The authors conducted experiments across 15 reasoning datasets, including mathematical, commonsense, logical, multi-hop, scientific, and medical tasks. They used the Qwen-2.5 family of models in 7B, 14B, and 32B parameter sizes, as well as the Qwen-2.5-VL 7B model for multimodal experiments. The results demonstrate that SoT reduces token usage by 76\% with minimal accuracy impact and even improves accuracy in certain domains like mathematical and multi-hop reasoning. The multilingual experiments in Korean, German, and Italian also show consistent token reductions. The multimodal experiments using the ScienceQA dataset further validate SoT's efficiency in scenarios requiring visual and textual integration.

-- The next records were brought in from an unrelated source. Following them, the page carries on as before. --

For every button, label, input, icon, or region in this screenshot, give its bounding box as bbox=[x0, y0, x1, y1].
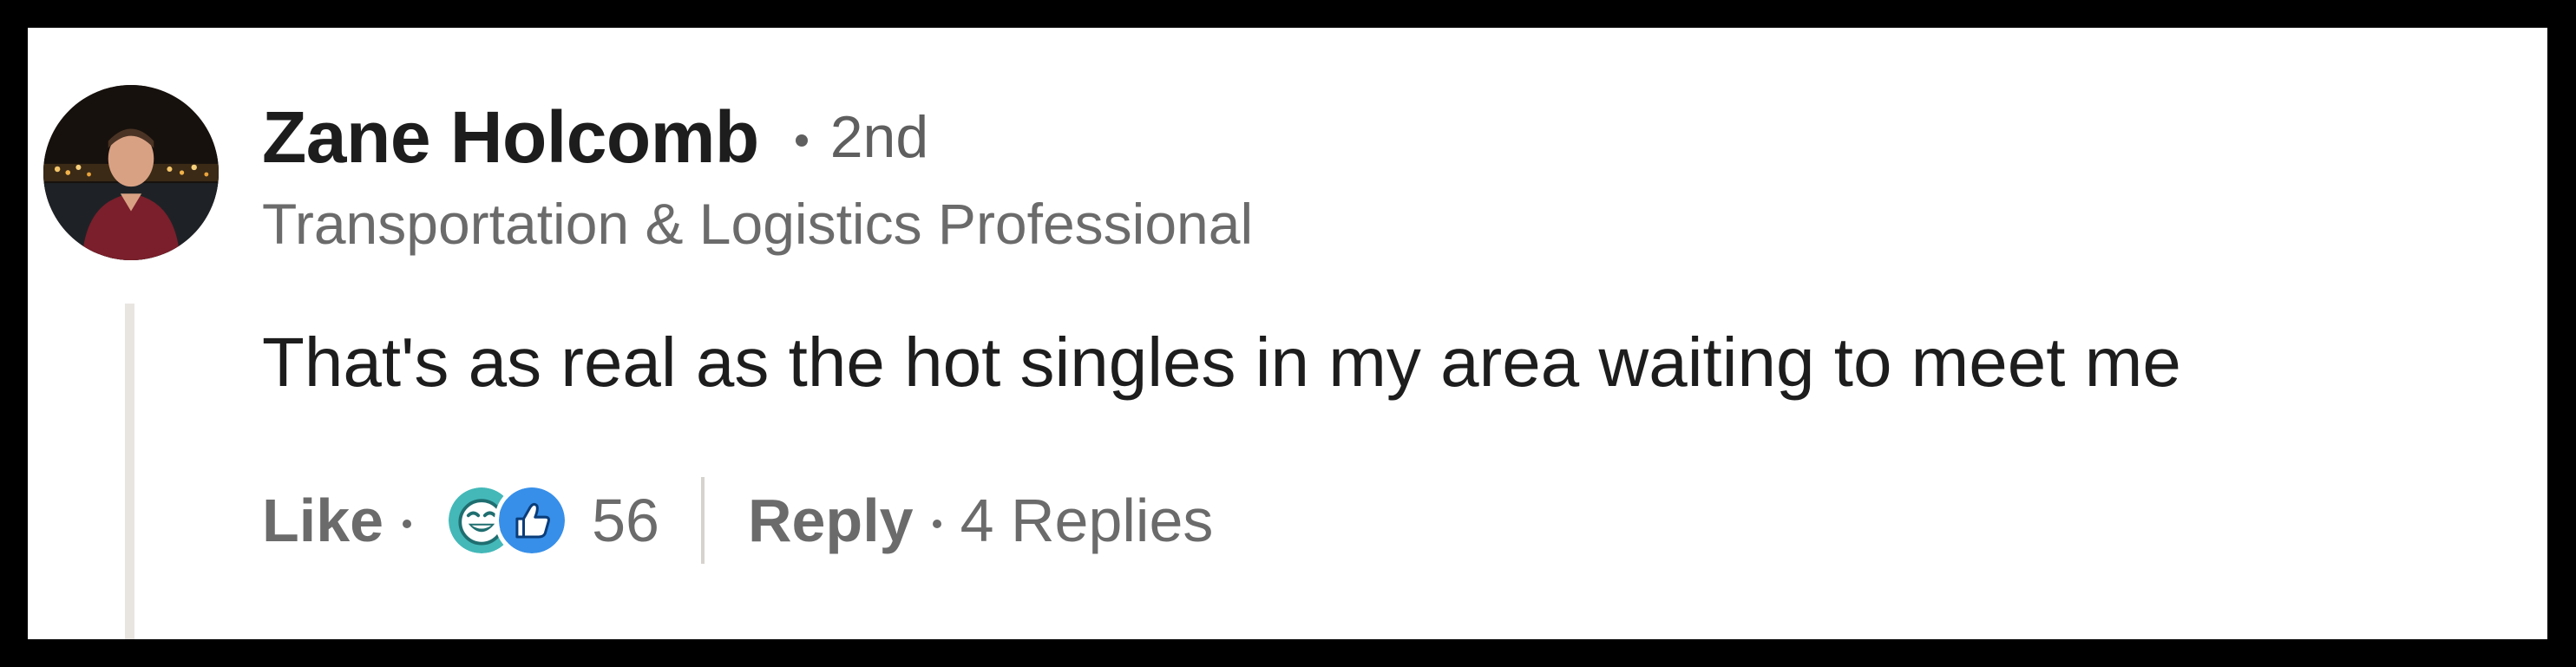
author-name-row: Zane Holcomb 2nd bbox=[262, 95, 928, 179]
connection-degree: 2nd bbox=[829, 104, 929, 170]
separator-dot bbox=[795, 134, 808, 147]
reaction-count: 56 bbox=[592, 487, 659, 554]
profile-photo-icon bbox=[43, 85, 219, 260]
separator-dot bbox=[403, 520, 412, 528]
like-button[interactable]: Like bbox=[262, 486, 383, 555]
comment-card: Zane Holcomb 2nd Transportation & Logist… bbox=[28, 28, 2547, 639]
author-avatar[interactable] bbox=[43, 85, 219, 260]
author-name[interactable]: Zane Holcomb bbox=[262, 95, 759, 180]
comment-text: That's as real as the hot singles in my … bbox=[262, 324, 2181, 401]
thread-line bbox=[125, 304, 134, 639]
replies-count-link[interactable]: 4 Replies bbox=[960, 486, 1214, 555]
reactions-summary[interactable]: 56 bbox=[444, 483, 659, 558]
like-thumbs-up-icon bbox=[495, 483, 570, 558]
reply-button[interactable]: Reply bbox=[748, 486, 914, 555]
comment-actions: Like 56 Reply 4 Replies bbox=[262, 477, 1214, 564]
author-headline: Transportation & Logistics Professional bbox=[262, 192, 1254, 256]
separator-dot bbox=[932, 520, 941, 528]
action-divider bbox=[700, 477, 705, 564]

The paper also explores the integration of Self-Consistency with SoT, showing that the combination maintains comparable accuracy to Self-Consistency with CoT (Chain-of-Thought) while using significantly fewer tokens. This highlights the potential of SoT in ensemble-based approaches where computational efficiency is critical.

The authors acknowledge some limitations, including the use of static exemplars within each paradigm and the need for domain-specific calibration in highly technical domains. Future work could involve implementing retrieval-augmented generation for dynamic exemplar selection and developing additional specialized paradigms.